Gattari da legare: Di sana piantaMi arrivano notizie degli Europei di calcio, ogni giorno, da ogni fonte. Non sono mai stata un’appassionata di calcio, pratico solo un ragionevole tifo per il Napoli. Ma, ogni due anni, devo seguire mondiale o europei: mai saltato un campionato, mai saltata una partita: esami, malattie, nulla mi teneva lontana dallo schermo, con corredo di popcorn e birra. Nulla fino a quest’anno. Non so se qualcuno rileverà la mia assenza, non credo, ma nemmeno mi importa: la strage perpetrata nei confronti dei randagi è troppo. Quando le Olimpiadi si sono tenute in nazioni non proprio all’avanguardia nel campo dei diritti umani, le ho guardate lo stesso, con rispetto della tregua olimpica. Stavolta, tregue non ne ho stipulate. Così ho deciso che, per ogni partita importante, avrei dedicato un po’ di tempo extra ai miei gattacci.

I cuccioli sono diventati, a poco a poco, sempre più coraggiosi e sfacciati. Ieri, inginocchiata, ne rimproveravo uno puntandogli l’indice contro. Sventolando sventolando, il povero dito è stato ghermito dal discolo, che mi ha fatto subito passare ogni moto di ribellione rimettendomi al mio posto. Il problema è che questo tempo extra si è trasformato in una lotta disperata per salvare le piante; mi è sempre piaciuto far crescere le piante direttamente dal seme. Ci vuole un po’, ma la soddisfazione è commisurata. Un paio di mesi fa avevo avuto il trauma delle lumache: sono sempre stata contraria all’uso del lumachicida e, l’unico essere vivente che ammazzo (con una certa soddisfazione) sono le zanzare.

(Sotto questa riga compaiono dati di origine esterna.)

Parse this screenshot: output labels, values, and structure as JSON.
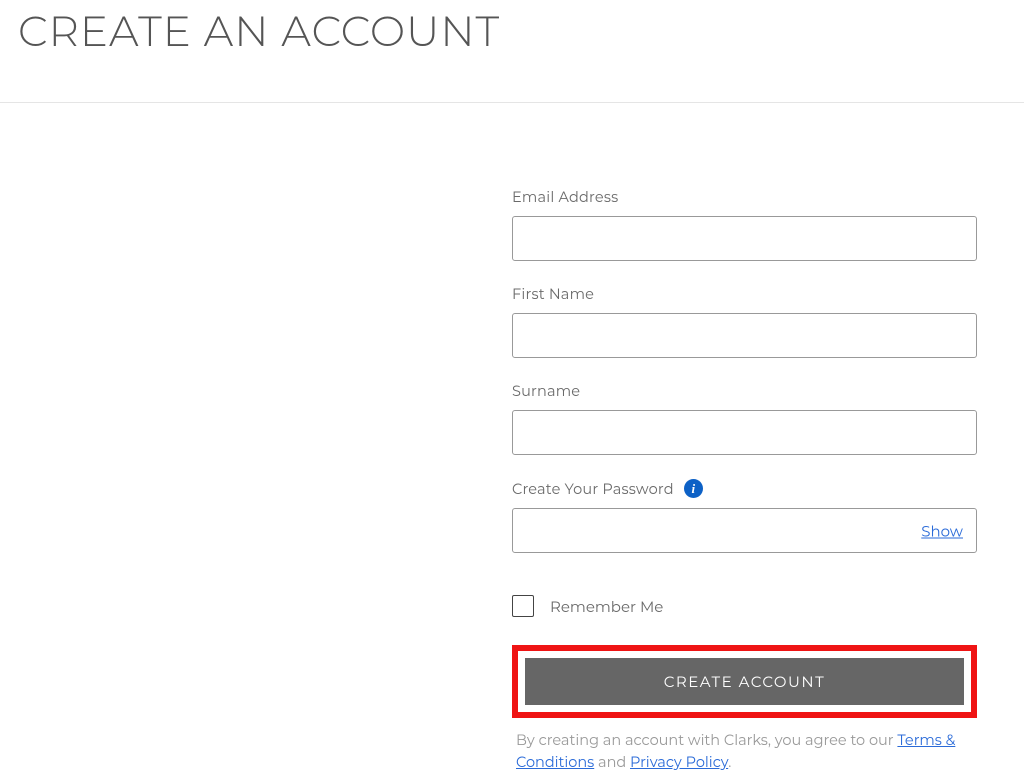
{
  "page": {
    "title": "CREATE AN ACCOUNT"
  },
  "form": {
    "email": {
      "label": "Email Address",
      "value": ""
    },
    "firstName": {
      "label": "First Name",
      "value": ""
    },
    "surname": {
      "label": "Surname",
      "value": ""
    },
    "password": {
      "label": "Create Your Password",
      "value": "",
      "showToggle": "Show"
    },
    "remember": {
      "label": "Remember Me",
      "checked": false
    },
    "submit": {
      "label": "CREATE ACCOUNT"
    },
    "legal": {
      "prefix": "By creating an account with Clarks, you agree to our ",
      "termsLabel": "Terms & Conditions",
      "middle": " and ",
      "privacyLabel": "Privacy Policy",
      "suffix": "."
    }
  }
}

Orgogliosa dei miei germogli, li covavo con gli occhi, fino a quando le lumache non hanno scoperto le primizie. Non so esattamente come sia andata, ma ho detto loro "so dove tenete i vostri figli!” e non si sono più fatte vedere.

Con i gatti è diverso: ogni volta che li rimprovero leggo, nei loro occhi, un chiaro pernacchio. Mi hanno ucciso dell’erica, degli iris, dei piselli odorosi, del prezzemolo, delle piante grasse non identificate, delle talee di rose, delle violette, dei nontiscordardime e una dipladenia che si stava appena rimettendo dai rigori invernali. Loro si dedicano alla distruzione con meticolosità, c’è una strategia, un disegno. Ho provato a fingere disinteresse per le piante, a disseminarle casualmente in giardino (perché ignorano le erbacce, quei piccoli criminali da riformatorio?), a piantarle fischiettando come se quello fosse l’ultimo dei miei pensieri. Stamattina ho sentito mia madre: anche i suoi cuccioli le stanno distruggendo tutto. Lei però un po’ se la va a cercare: cerca di proteggere con reti e altri espedienti le piante, è ovvio che i gatti si accorgano di quanto lei ci tenga. Diventa una sfida, superare gli ostacoli. Oggi ero partita molto agguerrita, volevo assolutamente evitare altre vittime. A un certo punto, però, la femminuccia mi si è presentata con un fiore di plumbago attaccato ala base di un orecchio, come una danzatrice di hula. Ma che me ne frega, delle piante. Poi sono nata in città, troppo ossigeno potrebbe essermi dannoso.